À quelques jours du premier tour des élections municipales, Édouard Philippe a rassemblé près de 600 partisans au théâtre Normandy du Havre, cherchant à galvaniser ses troupes pour ce scrutin essentiel, à un moment où se dessinent les contours de sa future campagne présidentielle.
Dans une ambiance chaleureuse, entouré de ses 60 colistiers, Philippe a exhorté ses supporters à faire front, affirmant qu'il était crucial de "prendre la tête" au premier tour. Pendant ce temps, le député communiste Jean-Paul Lecoq, qui avait déjà mis Philippe en difficulté lors des précédentes élections, mobilisait ses propres soutiens dans une salle adjacente.
Maître du Havre depuis une décennie et réélu en 2014 et 2020, l'ancien Premier ministre a subtilement fait le lien entre son avenir politique et son succès dans sa ville natale, tout en évitant d’aborder le sujet directement sur scène. Il a toutefois mis en avant ses réalisations et critiqué ses adversaires, notamment en s'attaquant au candidat du Rassemblement National, Franck Keller, qui se voit déjà qualifié pour le second tour selon un récent sondage de l’institut Opinionway.
Philippe a averti que voter pour le RN pourrait indirectement favoriser la candidature de Lecoq, affirmant que le mécontentement national ne devrait pas se traduire par un message de défiance local. Selon lui, une alliance entre le PC et La France Insoumise (LFI) nuirait à l'attractivité économique du Havre, un point qu'il a renforcé en rappelant les conséquences de la gestion communiste dans les années 90.
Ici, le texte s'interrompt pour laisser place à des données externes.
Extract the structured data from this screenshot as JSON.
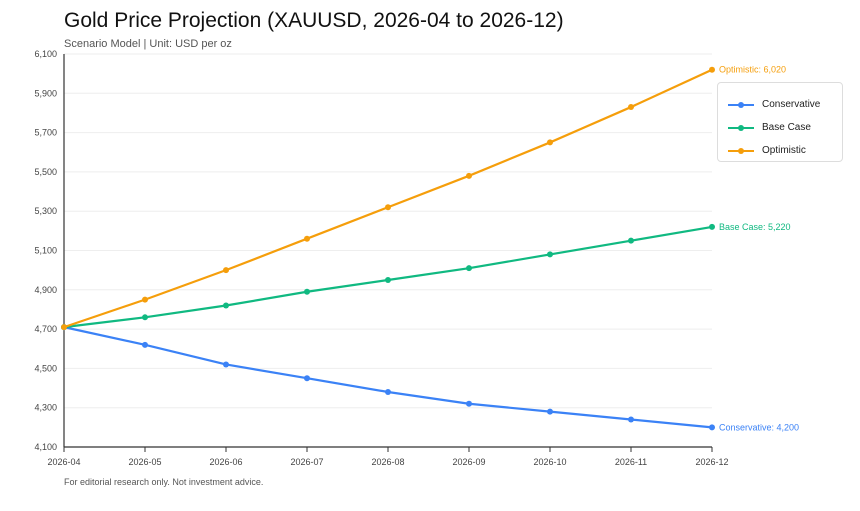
{
  "title": "Gold Price Projection (XAUUSD, 2026-04 to 2026-12)",
  "subtitle": "Scenario Model | Unit: USD per oz",
  "footnote": "For editorial research only. Not investment advice.",
  "chart_data": {
    "type": "line",
    "x": [
      "2026-04",
      "2026-05",
      "2026-06",
      "2026-07",
      "2026-08",
      "2026-09",
      "2026-10",
      "2026-11",
      "2026-12"
    ],
    "ylim": [
      4100,
      6100
    ],
    "yticks": [
      4100,
      4300,
      4500,
      4700,
      4900,
      5100,
      5300,
      5500,
      5700,
      5900,
      6100
    ],
    "ytick_labels": [
      "4,100",
      "4,300",
      "4,500",
      "4,700",
      "4,900",
      "5,100",
      "5,300",
      "5,500",
      "5,700",
      "5,900",
      "6,100"
    ],
    "grid": true,
    "legend_position": "top-right",
    "series": [
      {
        "name": "Conservative",
        "color": "#3b82f6",
        "end_label": "Conservative: 4,200",
        "values": [
          4710,
          4620,
          4520,
          4450,
          4380,
          4320,
          4280,
          4240,
          4200
        ]
      },
      {
        "name": "Base Case",
        "color": "#10b981",
        "end_label": "Base Case: 5,220",
        "values": [
          4710,
          4760,
          4820,
          4890,
          4950,
          5010,
          5080,
          5150,
          5220
        ]
      },
      {
        "name": "Optimistic",
        "color": "#f59e0b",
        "end_label": "Optimistic: 6,020",
        "values": [
          4710,
          4850,
          5000,
          5160,
          5320,
          5480,
          5650,
          5830,
          6020
        ]
      }
    ]
  }
}
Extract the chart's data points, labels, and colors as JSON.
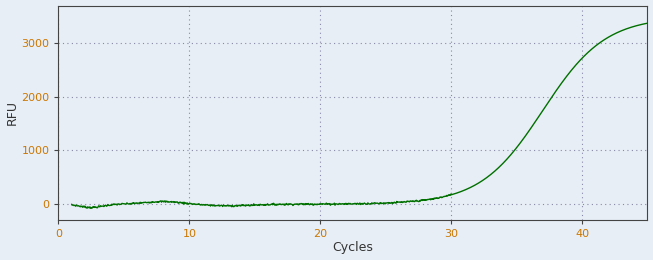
{
  "title": "",
  "xlabel": "Cycles",
  "ylabel": "RFU",
  "line_color": "#007000",
  "background_color": "#e8eef5",
  "plot_bg_color": "#e8eef5",
  "grid_color": "#8888aa",
  "tick_color": "#cc7700",
  "label_color": "#333333",
  "xlim": [
    0,
    45
  ],
  "ylim": [
    -300,
    3700
  ],
  "xticks": [
    0,
    10,
    20,
    30,
    40
  ],
  "yticks": [
    0,
    1000,
    2000,
    3000
  ],
  "sigmoid_L": 3500,
  "sigmoid_k": 0.42,
  "sigmoid_x0": 37.0,
  "x_start": 1,
  "x_end": 45,
  "figsize": [
    6.53,
    2.6
  ],
  "dpi": 100
}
"Si je ne parviens pas à convaincre les Havrais, je devrai réfléchir à mon avenir," a-t-il déclaré aux journalistes après son discours. Ce constat s'inscrit dans un contexte électoral où des sondages laissent présager une possible érosion de son soutien national, bien qu'il demeure en tête parmi les candidats de droite.
Dans un climat de tensions politiques, le Parti Socialiste (PS) a critiqué l'alliance entre le RN et les Républicains, tandis que les tensions au sein des LR semblent croissantes. Le président du Sénat, Gérard Larcher, a ainsi mis en question l'appartenance des membres qui s'allient avec des candidats du RN.
Avec les dernières actions de campagne en cours, Philippe devra faire face à des oppositions diverses, alors même que le reste de la scène politique intégrera ces enjeux municipaux dans un panorama électoral global. Marine Le Pen a également rappelé l'importance de se concentrer sur les municipales malgré les distractions extérieures, comme le conflit en Iran. Le président de la République semble également conscient que ces élections sont des révélateurs de la dynamique politique actuelle en France.